La RSE pour passer le cap

Concernant le déploiement de la RSE, les situations varient beaucoup elles aussi. Généralement, les sujets et les actions choisis sont ceux qui ont le plus d’impact, mais les entreprises font également preuve de pragmatisme pour mettre en œuvre des stratégies intéressantes économiquement. Depuis quelques années, avec l’augmentation des prix de l’électricité et du gaz, le sujet de l’énergie s’est ainsi largement imposé. Il arrive même parfois que la RSE serve de prétexte pour engager une transition énergétique. « Avant la crise, les dirigeants savaient qu’il fallait réduire les consommations, mais il ne le faisaient pas. Désormais, l’idée peut venir du contrôleur de gestion, ou du comptable, qui voit les factures exploser et qui va demander quelles sont les solutions alternatives », précise Marc Jacouton.
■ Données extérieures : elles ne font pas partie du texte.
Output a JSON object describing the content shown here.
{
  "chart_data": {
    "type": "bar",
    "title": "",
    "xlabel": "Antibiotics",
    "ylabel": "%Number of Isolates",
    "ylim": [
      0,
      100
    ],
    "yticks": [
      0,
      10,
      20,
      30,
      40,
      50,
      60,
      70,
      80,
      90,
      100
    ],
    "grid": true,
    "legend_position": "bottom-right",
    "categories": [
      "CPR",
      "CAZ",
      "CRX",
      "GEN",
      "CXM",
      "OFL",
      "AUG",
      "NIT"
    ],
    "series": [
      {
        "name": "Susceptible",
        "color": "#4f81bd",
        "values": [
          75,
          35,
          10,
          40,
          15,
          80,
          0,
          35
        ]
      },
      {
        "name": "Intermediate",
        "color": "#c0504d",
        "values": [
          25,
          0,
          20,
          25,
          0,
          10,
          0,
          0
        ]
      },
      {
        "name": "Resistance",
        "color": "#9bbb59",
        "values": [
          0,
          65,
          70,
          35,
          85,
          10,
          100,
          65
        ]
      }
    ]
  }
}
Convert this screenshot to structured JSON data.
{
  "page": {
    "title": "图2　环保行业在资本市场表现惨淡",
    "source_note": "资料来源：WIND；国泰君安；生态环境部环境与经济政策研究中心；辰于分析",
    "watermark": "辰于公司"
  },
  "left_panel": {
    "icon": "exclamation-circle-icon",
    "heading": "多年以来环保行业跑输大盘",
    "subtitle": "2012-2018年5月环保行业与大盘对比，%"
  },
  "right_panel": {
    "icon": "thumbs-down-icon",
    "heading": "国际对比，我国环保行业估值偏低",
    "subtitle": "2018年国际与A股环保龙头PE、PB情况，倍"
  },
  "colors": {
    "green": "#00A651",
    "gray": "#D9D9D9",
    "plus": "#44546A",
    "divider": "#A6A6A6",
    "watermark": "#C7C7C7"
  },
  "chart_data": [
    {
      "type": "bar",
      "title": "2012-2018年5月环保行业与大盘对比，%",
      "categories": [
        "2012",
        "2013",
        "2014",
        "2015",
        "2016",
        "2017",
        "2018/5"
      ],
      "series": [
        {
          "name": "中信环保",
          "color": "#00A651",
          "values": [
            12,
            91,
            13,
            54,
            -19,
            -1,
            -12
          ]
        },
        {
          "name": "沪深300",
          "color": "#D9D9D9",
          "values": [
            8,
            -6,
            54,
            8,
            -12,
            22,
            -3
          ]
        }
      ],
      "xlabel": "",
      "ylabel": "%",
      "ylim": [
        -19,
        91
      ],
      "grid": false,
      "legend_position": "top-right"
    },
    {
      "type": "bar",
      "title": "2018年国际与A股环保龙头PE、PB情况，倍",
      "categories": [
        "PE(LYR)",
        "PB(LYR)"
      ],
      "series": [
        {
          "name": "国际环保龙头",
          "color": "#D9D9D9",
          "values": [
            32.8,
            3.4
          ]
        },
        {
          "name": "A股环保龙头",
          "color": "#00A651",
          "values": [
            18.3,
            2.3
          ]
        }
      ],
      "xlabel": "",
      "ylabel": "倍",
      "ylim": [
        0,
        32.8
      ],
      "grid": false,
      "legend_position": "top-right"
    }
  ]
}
C’est la raison pour laquelle une PME, dont les collaborateurs se déplacent beaucoup en voiture, se tournera, par exemple, vers une électrification de sa flotte et l’installation de bornes de recharge, avec à la clé, une réduction des coûts et des consommations d’énergie. Dans le cas d’une entreprise telle que Cepovett, les enjeux se situeront davantage dans la fabrication des produits : remplacement de machines énergivores, autoconsommation, pilotages des équipements, etc. Pour les PME, il est donc essentiel de faire les bons diagnostics (consommations, besoins, etc.), d’étudier les actions les plus pertinentes et de trouver des financements, en sachant qu’elles ne pourront pas tout faire en une fois. « Il est possible de commencer par une sensibilisation aux écogestes, par exemple, mais les entreprises doivent se fixer des objectifs ambitieux, rendre un bâtiment autonome énergiquement par exemple, quitte à tester des solutions avant de les généraliser », conclut Marc Jacouton.

Norme internationale

La RSE correspond à la norme internationale ISO 26000 et repose sur 7 piliers (environnement, droits de l’Homme, gouvernance, etc.). Contrairement à l’ISO 14001, par exemple, qui impose des critères en matière de management environnemental, il n’est pas possible pour les entreprises de la certifier directement. En revanche, celles-ci peuvent se tourner vers des organismes financiers en mesure d’attribuer des notations extra-financières.